When talking about security posture of the entire organization’s infrastructures, we must start with the all-too-human endless will to knowledge.
It represents the motivation that gives vendors the justification to create more tools, interfaces, menus, and widgets. It is just for the sake of giving security administrators enough information to understand their current security posture. But why stop there? What about deciding which action you should take and which type of security controls you should fine-tune? We are chasing that reassuring confidence that once we have all the data, we will understand our perimeter-less organization.
The most urgent problem in cloud security
Since the early days back when it was called Cloud Infrastructure Security Posture Assessment, CSPM as a solution referred to the most urgent problem in cloud security: misconfigurations. It was Gartner who predicted that by 2020, 95% of security breaches in the cloud will be caused by misconfigurations. And so, it started a race to create the most comprehensive tool to answer to the growing need to work securely in the cloud. A need that echoed much more due to the digital transformation trend that became, well, more than just a trend. The first and foremost purpose was to create visibility to the complex cloud infrastructure and identify potential misconfigurations. As CSPM tools evolved, so did the functionality they offered. This includes risk assessments and prioritization, remediation recommendations based on best practices, and automatic compliance tools. Everything to help organizations align with the most common security frameworks and standards.
Cybersecurity Complexity
Allegedly, our story ends here. But the more comprehensive and complete the standard for CSPM solution got, the more complex it became. Spice it up with different tools from different vendors, and you get a biting-off-more-than-you-can-chew experience. Visibility into the cloud became murkier from the different views that were supposed to improve visibility of the cloud infrastructure.
A perfectly simplified approach in that manner, in the sense of Saint Exupery’s famous quote: “Perfection is achieved when there’s nothing left to take away” doesn’t mean that creating stripped-down security solutions is the key to a simplified user experience. It means extensive research to understand how to obtain a simplified security management experience and what it means in the eyes of the people who should use these tools.
A simplified security management experience
Discovering what simplicity means to security administrators or cloud architects is the first step in achieving this goal. Not only from a UX perspective or functionality but rather to ignore the tendency to show everything in one dashboard. You can’t expect the administrator to winnow out the data that really matters by themselves. Security teams nowadays expect vendors to create autonomous solutions, providing dashboards that already cull the irrelevant information and highlight the relevant alerts or insights using a risk-based approach with action-oriented menus.

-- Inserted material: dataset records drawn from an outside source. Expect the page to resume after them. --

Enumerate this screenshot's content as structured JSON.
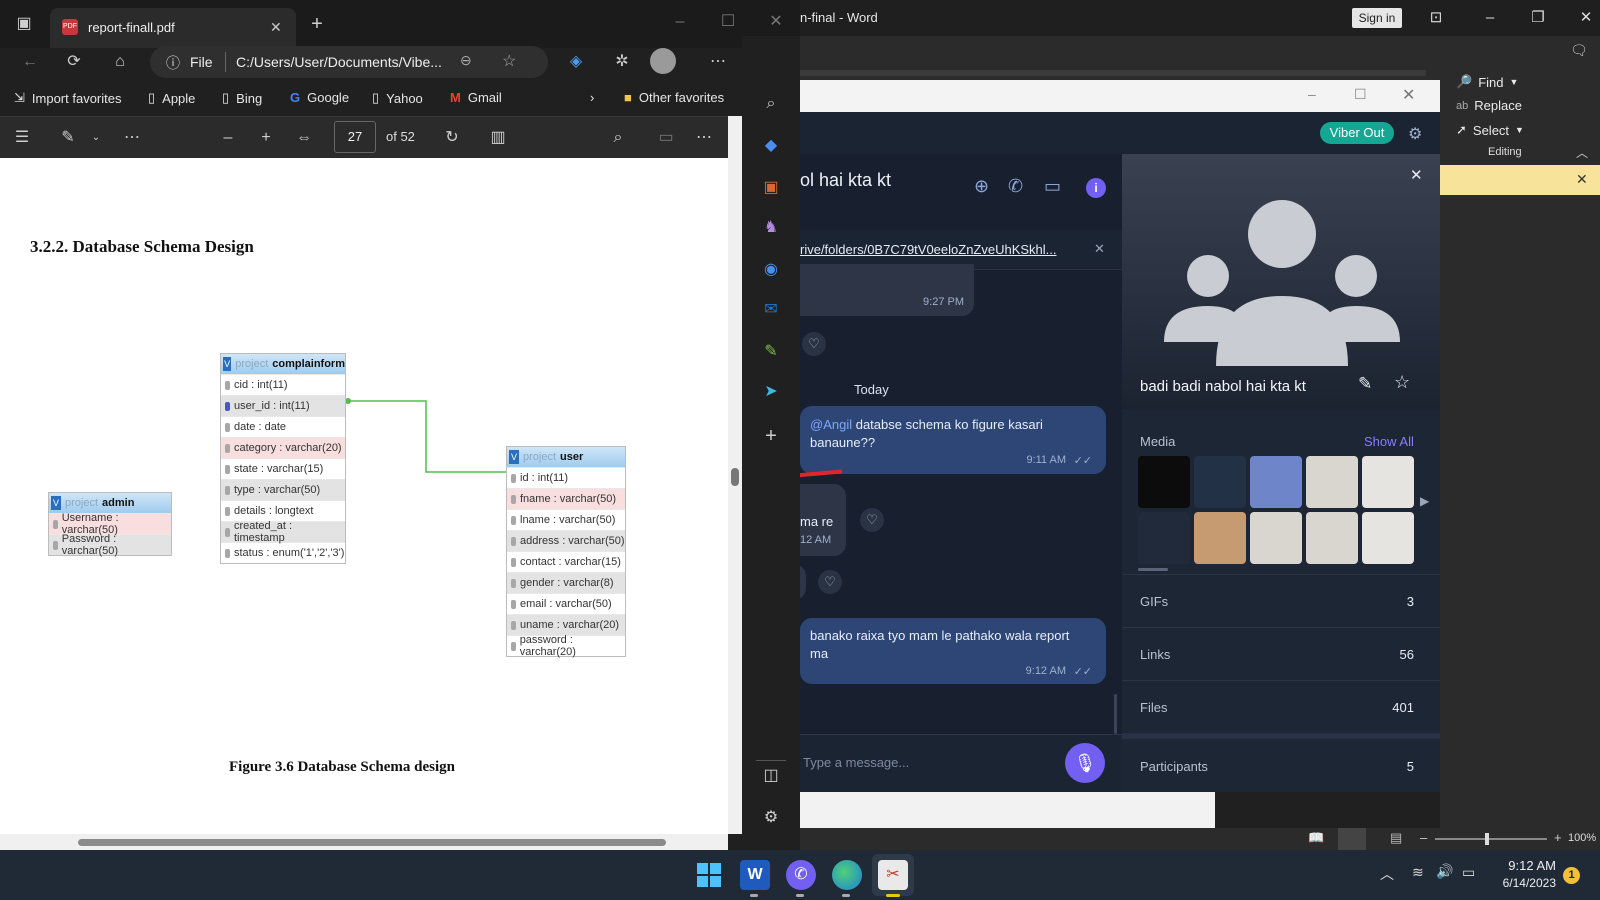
{
  "word": {
    "title": "n-final  -  Word",
    "sign_in": "Sign in",
    "find": "Find",
    "replace": "Replace",
    "select": "Select",
    "group_label": "Editing",
    "zoom": "100%"
  },
  "edge": {
    "tab_title": "report-finall.pdf",
    "address_label": "File",
    "address_url": "C:/Users/User/Documents/Vibe...",
    "favorites": [
      {
        "label": "Import favorites"
      },
      {
        "label": "Apple"
      },
      {
        "label": "Bing"
      },
      {
        "label": "Google"
      },
      {
        "label": "Yahoo"
      },
      {
        "label": "Gmail"
      }
    ],
    "other_favorites": "Other favorites",
    "page_number": "27",
    "page_total": "of 52"
  },
  "pdf": {
    "heading": "3.2.2. Database Schema Design",
    "caption": "Figure 3.6 Database Schema design",
    "tables": {
      "complainform": {
        "prefix": "project",
        "name": "complainform",
        "rows": [
          "cid : int(11)",
          "user_id : int(11)",
          "date : date",
          "category : varchar(20)",
          "state : varchar(15)",
          "type : varchar(50)",
          "details : longtext",
          "created_at : timestamp",
          "status : enum('1','2','3')"
        ]
      },
      "admin": {
        "prefix": "project",
        "name": "admin",
        "rows": [
          "Username : varchar(50)",
          "Password : varchar(50)"
        ]
      },
      "user": {
        "prefix": "project",
        "name": "user",
        "rows": [
          "id : int(11)",
          "fname : varchar(50)",
          "lname : varchar(50)",
          "address : varchar(50)",
          "contact : varchar(15)",
          "gender : varchar(8)",
          "email : varchar(50)",
          "uname : varchar(20)",
          "password : varchar(20)"
        ]
      }
    }
  },
  "viber": {
    "viber_out": "Viber Out",
    "chat_title": "ol hai kta kt",
    "pinned_link": "rive/folders/0B7C79tV0eeloZnZveUhKSkhl...",
    "messages": [
      {
        "time": "9:27 PM"
      },
      {
        "day": "Today"
      },
      {
        "mention": "@Angil",
        "text": " databse schema ko figure kasari banaune??",
        "time": "9:11 AM"
      },
      {
        "text": "ma re",
        "time": "12 AM"
      },
      {
        "text": "banako raixa tyo mam le pathako wala report ma",
        "time": "9:12 AM"
      }
    ],
    "input_placeholder": "Type a message...",
    "group_name": "badi badi nabol hai kta kt",
    "media_label": "Media",
    "show_all": "Show All",
    "stats": [
      {
        "label": "GIFs",
        "value": "3"
      },
      {
        "label": "Links",
        "value": "56"
      },
      {
        "label": "Files",
        "value": "401"
      },
      {
        "label": "Participants",
        "value": "5"
      }
    ]
  },
  "taskbar": {
    "time": "9:12 AM",
    "date": "6/14/2023",
    "notification_count": "1"
  }
}
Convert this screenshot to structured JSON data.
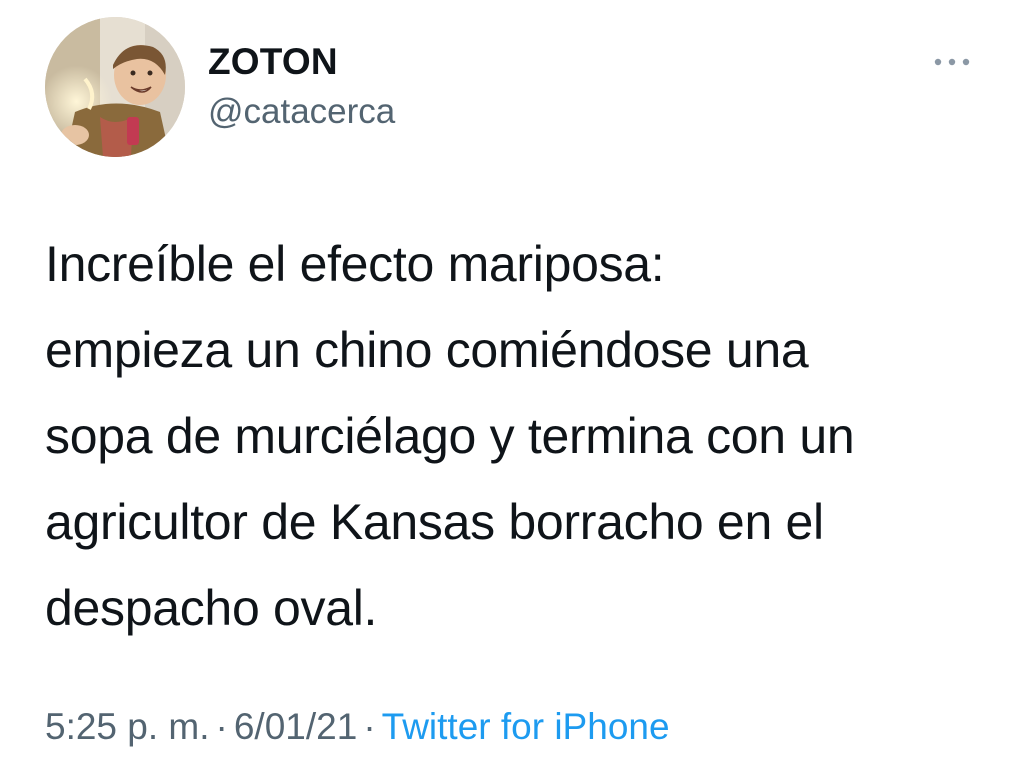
{
  "author": {
    "display_name": "ZOTON",
    "handle": "@catacerca",
    "avatar_icon": "avatar-photo"
  },
  "more_icon": "more-horizontal-icon",
  "tweet": {
    "text": "Increíble el efecto mariposa:\nempieza un chino comiéndose una\nsopa de murciélago y termina con un\nagricultor de Kansas borracho en el\ndespacho oval."
  },
  "meta": {
    "time": "5:25 p. m.",
    "separator": "·",
    "date": "6/01/21",
    "source": "Twitter for iPhone"
  },
  "colors": {
    "text": "#0f1419",
    "secondary": "#536471",
    "link": "#1d9bf0",
    "background": "#ffffff"
  }
}
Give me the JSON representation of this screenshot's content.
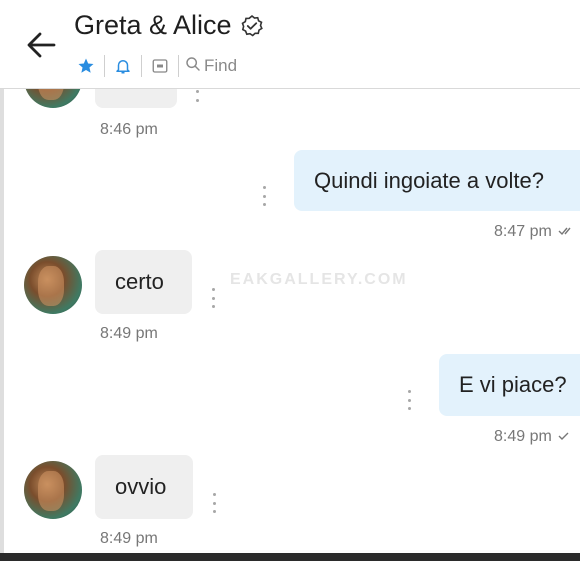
{
  "header": {
    "title": "Greta & Alice",
    "find_label": "Find",
    "star_color": "#2a8de0",
    "bell_color": "#2a8de0"
  },
  "messages": [
    {
      "side": "in",
      "text": "",
      "time": "8:46 pm"
    },
    {
      "side": "out",
      "text": "Quindi ingoiate a volte?",
      "time": "8:47 pm"
    },
    {
      "side": "in",
      "text": "certo",
      "time": "8:49 pm"
    },
    {
      "side": "out",
      "text": "E vi piace?",
      "time": "8:49 pm"
    },
    {
      "side": "in",
      "text": "ovvio",
      "time": "8:49 pm"
    }
  ],
  "watermark": "EAKGALLERY.COM",
  "colors": {
    "incoming_bubble": "#efefef",
    "outgoing_bubble": "#e3f2fc",
    "accent": "#2a8de0"
  }
}
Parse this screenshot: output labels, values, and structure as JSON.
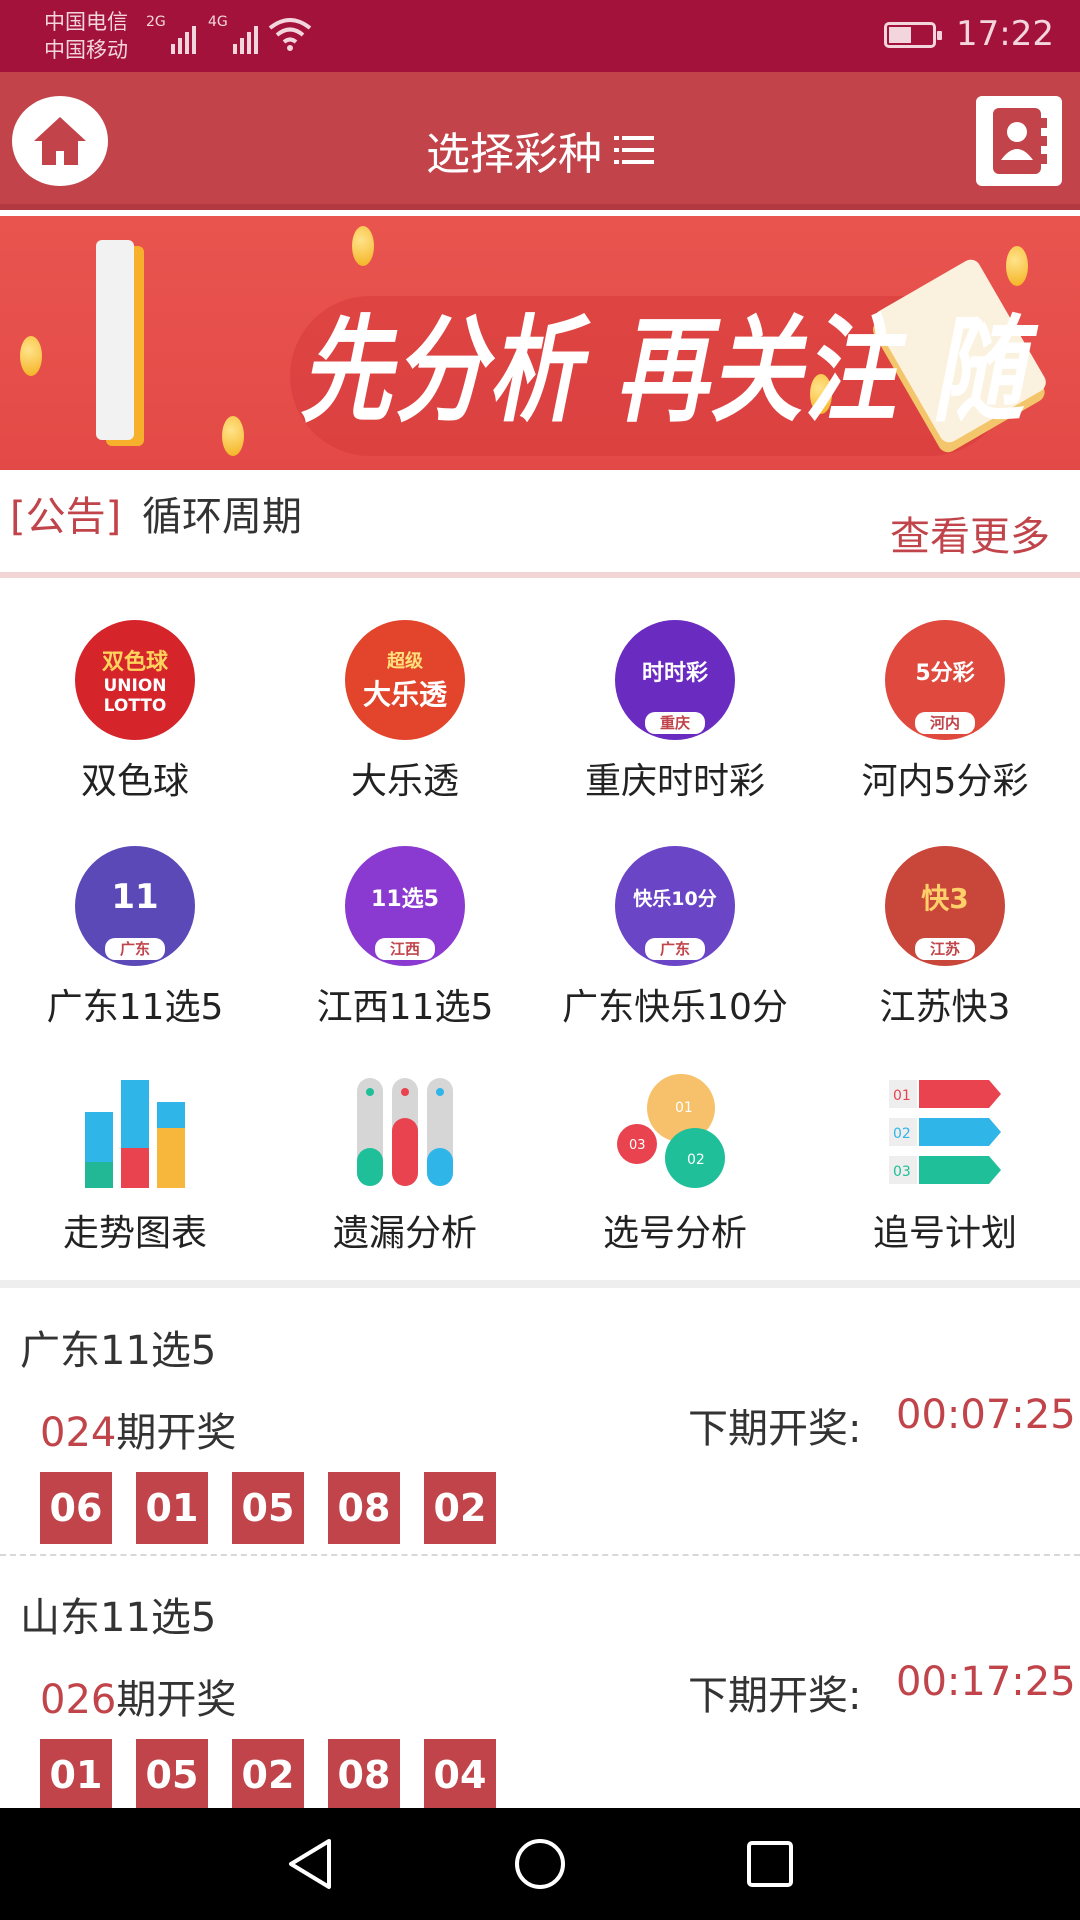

The second step is acknowledging the challenging truth that simplicity does not necessarily mean a small set of features. In the age of artificial intelligence, the ability to create a simplified security solution that augments security teams’ ability to respond to cyberthreats, relies on incorporating machine learning capabilities to automate repetitive, tedious security tasks. This means having the machines take care of analyzing the data coming from different sources, predict where the attacker will hit next, and provide an option to orchestrate the response while letting the human mind focus on tasks that require discretion.